Synthetic Data Generation for Phrase Break Prediction with Large Language Model
This work addresses data scarcity and annotation costs for researchers and developers in speech technology, but it is incremental as it applies an existing LLM method to a new domain.
The paper tackles the problem of high manual annotation costs and data variability in phrase break prediction for text-to-speech systems by using large language models to generate synthetic data, showing that this approach effectively mitigates data challenges across multiple languages.

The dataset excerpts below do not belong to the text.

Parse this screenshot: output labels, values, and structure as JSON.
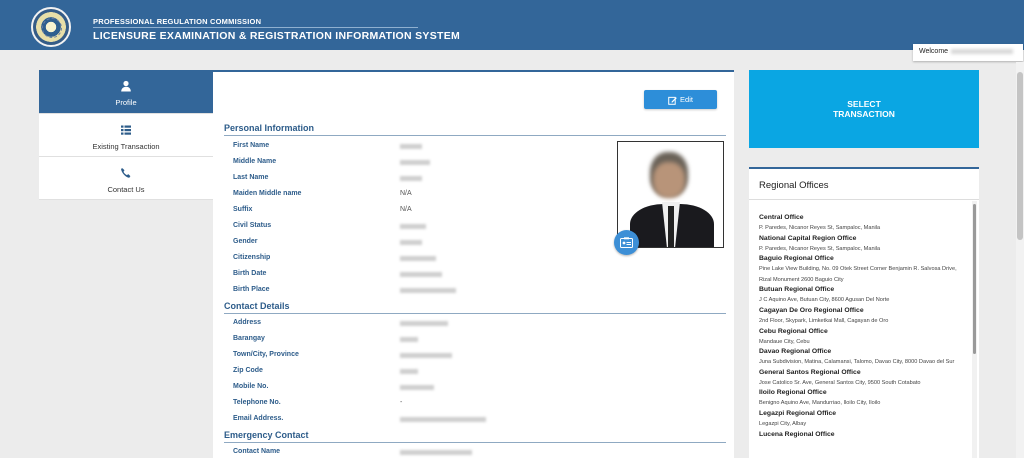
{
  "header": {
    "org_small": "PROFESSIONAL REGULATION COMMISSION",
    "org_big": "LICENSURE EXAMINATION & REGISTRATION INFORMATION SYSTEM",
    "welcome": "Welcome"
  },
  "nav": {
    "items": [
      {
        "label": "Profile",
        "icon": "user-icon"
      },
      {
        "label": "Existing Transaction",
        "icon": "list-icon"
      },
      {
        "label": "Contact Us",
        "icon": "phone-icon"
      }
    ]
  },
  "main": {
    "edit_label": "Edit",
    "personal_title": "Personal Information",
    "personal": [
      {
        "key": "First Name",
        "value": ""
      },
      {
        "key": "Middle Name",
        "value": ""
      },
      {
        "key": "Last Name",
        "value": ""
      },
      {
        "key": "Maiden Middle name",
        "value": "N/A"
      },
      {
        "key": "Suffix",
        "value": "N/A"
      },
      {
        "key": "Civil Status",
        "value": ""
      },
      {
        "key": "Gender",
        "value": ""
      },
      {
        "key": "Citizenship",
        "value": ""
      },
      {
        "key": "Birth Date",
        "value": ""
      },
      {
        "key": "Birth Place",
        "value": ""
      }
    ],
    "contact_title": "Contact Details",
    "contact": [
      {
        "key": "Address",
        "value": ""
      },
      {
        "key": "Barangay",
        "value": ""
      },
      {
        "key": "Town/City, Province",
        "value": ""
      },
      {
        "key": "Zip Code",
        "value": ""
      },
      {
        "key": "Mobile No.",
        "value": ""
      },
      {
        "key": "Telephone No.",
        "value": "-"
      },
      {
        "key": "Email Address.",
        "value": ""
      }
    ],
    "emergency_title": "Emergency Contact",
    "emergency": [
      {
        "key": "Contact Name",
        "value": ""
      }
    ]
  },
  "right": {
    "select_line1": "SELECT",
    "select_line2": "TRANSACTION",
    "regional_title": "Regional Offices",
    "offices": [
      {
        "name": "Central Office",
        "address": "P. Paredes, Nicanor Reyes St, Sampaloc, Manila"
      },
      {
        "name": "National Capital Region Office",
        "address": "P. Paredes, Nicanor Reyes St, Sampaloc, Manila"
      },
      {
        "name": "Baguio Regional Office",
        "address": "Pine Lake View Building, No. 09 Otek Street Corner Benjamin R. Salvosa Drive, Rizal Monument 2600 Baguio City"
      },
      {
        "name": "Butuan Regional Office",
        "address": "J C Aquino Ave, Butuan City, 8600 Agusan Del Norte"
      },
      {
        "name": "Cagayan De Oro Regional Office",
        "address": "2nd Floor, Skypark, Limketkai Mall, Cagayan de Oro"
      },
      {
        "name": "Cebu Regional Office",
        "address": "Mandaue City, Cebu"
      },
      {
        "name": "Davao Regional Office",
        "address": "Juna Subdivision, Matina, Calamansi, Talomo, Davao City, 8000 Davao del Sur"
      },
      {
        "name": "General Santos Regional Office",
        "address": "Jose Catolico Sr. Ave, General Santos City, 9500 South Cotabato"
      },
      {
        "name": "Iloilo Regional Office",
        "address": "Benigno Aquino Ave, Mandurriao, Iloilo City, Iloilo"
      },
      {
        "name": "Legazpi Regional Office",
        "address": "Legazpi City, Albay"
      },
      {
        "name": "Lucena Regional Office",
        "address": ""
      }
    ]
  },
  "colors": {
    "header": "#336699",
    "select_button": "#0aa6e3",
    "edit_button": "#2d8ed9",
    "section_title": "#2d5c8a"
  }
}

Current approaches to phrase break prediction address crucial prosodic aspects of text-to-speech systems but heavily rely on vast human annotations from audio or text, incurring significant manual effort and cost. Inherent variability in the speech domain, driven by phonetic factors, further complicates acquiring consistent, high-quality data. Recently, large language models (LLMs) have shown success in addressing data challenges in NLP by generating tailored synthetic data while reducing manual annotation needs. Motivated by this, we explore leveraging LLM to generate synthetic phrase break annotations, addressing the challenges of both manual annotation and speech-related tasks by comparing with traditional annotations and assessing effectiveness across multiple languages. Our findings suggest that LLM-based synthetic data generation effectively mitigates data challenges in phrase break prediction and highlights the potential of LLMs as a viable solution for the speech domain.